The state's Department of Human Services says the program would require drug screening for those who get or seek aid from the Family Independence Program, which helps pregnant women and low-income families with children, The Detroit News reported Thursday.
The state began linking welfare to drug testing about a decade ago, but a federal appeals court halted the testing in 2003. The court sided with the American Civil Liberties Union, which argued the program was unconstitutional because it did not require "individualized suspicion" to justify testing.
The News said a DHS study addresses previous legal issues over drug testing in the state and plans to work with the state legislature to develop the plan, starting with a pilot program.
David Akerly, director of marketing and public relations for DHS, said precisely how and when the program would proceed have yet to be determined. "It is very early in the process," Akerly said.
The DHS says in the study drug abuse is an obstacle to getting jobs and being self-sufficient.
Critics, however, say singling out poor people for drug testing is unconstitutional and argue the state should provide treatment for people with substance abuse problems, not deny them benefits they need for food and shelter.

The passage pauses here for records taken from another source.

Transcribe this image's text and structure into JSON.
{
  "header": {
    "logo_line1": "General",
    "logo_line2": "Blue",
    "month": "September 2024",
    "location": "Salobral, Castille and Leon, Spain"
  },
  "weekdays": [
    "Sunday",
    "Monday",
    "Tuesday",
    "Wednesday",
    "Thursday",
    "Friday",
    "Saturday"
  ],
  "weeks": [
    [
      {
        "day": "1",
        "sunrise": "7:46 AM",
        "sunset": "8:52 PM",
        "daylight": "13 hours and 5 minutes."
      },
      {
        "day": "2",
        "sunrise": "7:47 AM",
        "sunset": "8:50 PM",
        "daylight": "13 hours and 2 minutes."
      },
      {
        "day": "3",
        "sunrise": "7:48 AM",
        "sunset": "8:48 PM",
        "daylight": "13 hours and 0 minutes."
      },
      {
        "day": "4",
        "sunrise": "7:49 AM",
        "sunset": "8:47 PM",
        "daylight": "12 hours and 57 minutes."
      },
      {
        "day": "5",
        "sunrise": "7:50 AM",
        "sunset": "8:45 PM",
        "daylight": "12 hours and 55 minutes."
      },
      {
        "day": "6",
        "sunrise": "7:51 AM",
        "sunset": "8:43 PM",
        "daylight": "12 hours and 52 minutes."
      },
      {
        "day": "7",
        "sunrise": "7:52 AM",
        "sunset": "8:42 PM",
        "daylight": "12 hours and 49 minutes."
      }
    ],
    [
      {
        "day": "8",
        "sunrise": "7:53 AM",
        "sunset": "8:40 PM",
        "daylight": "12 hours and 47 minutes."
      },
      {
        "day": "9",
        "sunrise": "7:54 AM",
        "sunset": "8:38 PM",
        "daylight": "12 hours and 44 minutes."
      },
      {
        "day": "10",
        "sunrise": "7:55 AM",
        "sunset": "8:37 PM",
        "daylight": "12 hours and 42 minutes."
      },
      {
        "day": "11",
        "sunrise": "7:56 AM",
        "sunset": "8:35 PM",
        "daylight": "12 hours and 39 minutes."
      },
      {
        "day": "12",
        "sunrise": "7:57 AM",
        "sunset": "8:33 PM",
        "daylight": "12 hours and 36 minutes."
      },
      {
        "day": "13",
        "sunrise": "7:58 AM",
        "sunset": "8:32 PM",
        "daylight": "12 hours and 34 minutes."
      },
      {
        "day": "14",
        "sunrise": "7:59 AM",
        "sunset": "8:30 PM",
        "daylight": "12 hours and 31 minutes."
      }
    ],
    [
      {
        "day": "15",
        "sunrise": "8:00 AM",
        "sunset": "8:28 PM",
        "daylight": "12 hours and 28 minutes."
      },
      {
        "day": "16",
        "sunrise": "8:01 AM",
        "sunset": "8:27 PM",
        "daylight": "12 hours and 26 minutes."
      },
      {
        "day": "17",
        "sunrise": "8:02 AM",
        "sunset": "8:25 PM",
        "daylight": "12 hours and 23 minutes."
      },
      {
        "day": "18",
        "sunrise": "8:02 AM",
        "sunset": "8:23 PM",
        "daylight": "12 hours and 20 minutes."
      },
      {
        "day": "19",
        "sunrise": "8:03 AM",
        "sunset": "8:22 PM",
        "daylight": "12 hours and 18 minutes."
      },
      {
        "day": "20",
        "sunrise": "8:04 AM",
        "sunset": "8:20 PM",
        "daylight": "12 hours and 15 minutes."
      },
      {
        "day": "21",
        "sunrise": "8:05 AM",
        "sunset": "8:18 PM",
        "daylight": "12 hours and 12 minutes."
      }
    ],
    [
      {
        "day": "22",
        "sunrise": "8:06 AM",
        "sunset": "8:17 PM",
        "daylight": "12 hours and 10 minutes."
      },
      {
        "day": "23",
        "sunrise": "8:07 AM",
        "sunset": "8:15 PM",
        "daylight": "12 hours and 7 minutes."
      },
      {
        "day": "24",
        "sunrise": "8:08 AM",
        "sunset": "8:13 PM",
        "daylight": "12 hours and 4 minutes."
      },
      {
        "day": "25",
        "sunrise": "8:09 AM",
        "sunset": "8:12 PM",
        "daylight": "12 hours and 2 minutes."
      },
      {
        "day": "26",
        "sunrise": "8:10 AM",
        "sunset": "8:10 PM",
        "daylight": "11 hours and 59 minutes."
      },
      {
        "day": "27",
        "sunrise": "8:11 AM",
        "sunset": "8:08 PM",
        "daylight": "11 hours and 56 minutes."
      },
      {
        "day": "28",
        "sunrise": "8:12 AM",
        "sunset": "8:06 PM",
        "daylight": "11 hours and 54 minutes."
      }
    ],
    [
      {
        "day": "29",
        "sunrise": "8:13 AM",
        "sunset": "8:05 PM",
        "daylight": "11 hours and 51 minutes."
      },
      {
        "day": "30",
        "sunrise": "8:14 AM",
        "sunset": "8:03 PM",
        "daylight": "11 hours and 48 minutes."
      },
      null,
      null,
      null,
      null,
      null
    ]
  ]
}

Under the DHS plan, if initial screening -- which could mean as little as answers on an application -- leads to a reasonable suspicion of illegal drug use, mandatory drug testing would be required.
Those who test positive would be denied benefits or, if they already receive them, lose their benefits.
The drug testing would have to be paid for by the welfare applicant or recipient, but the cost would be reimbursed if the test comes back negative. The News said urine tests for drugs cost $25 to $44.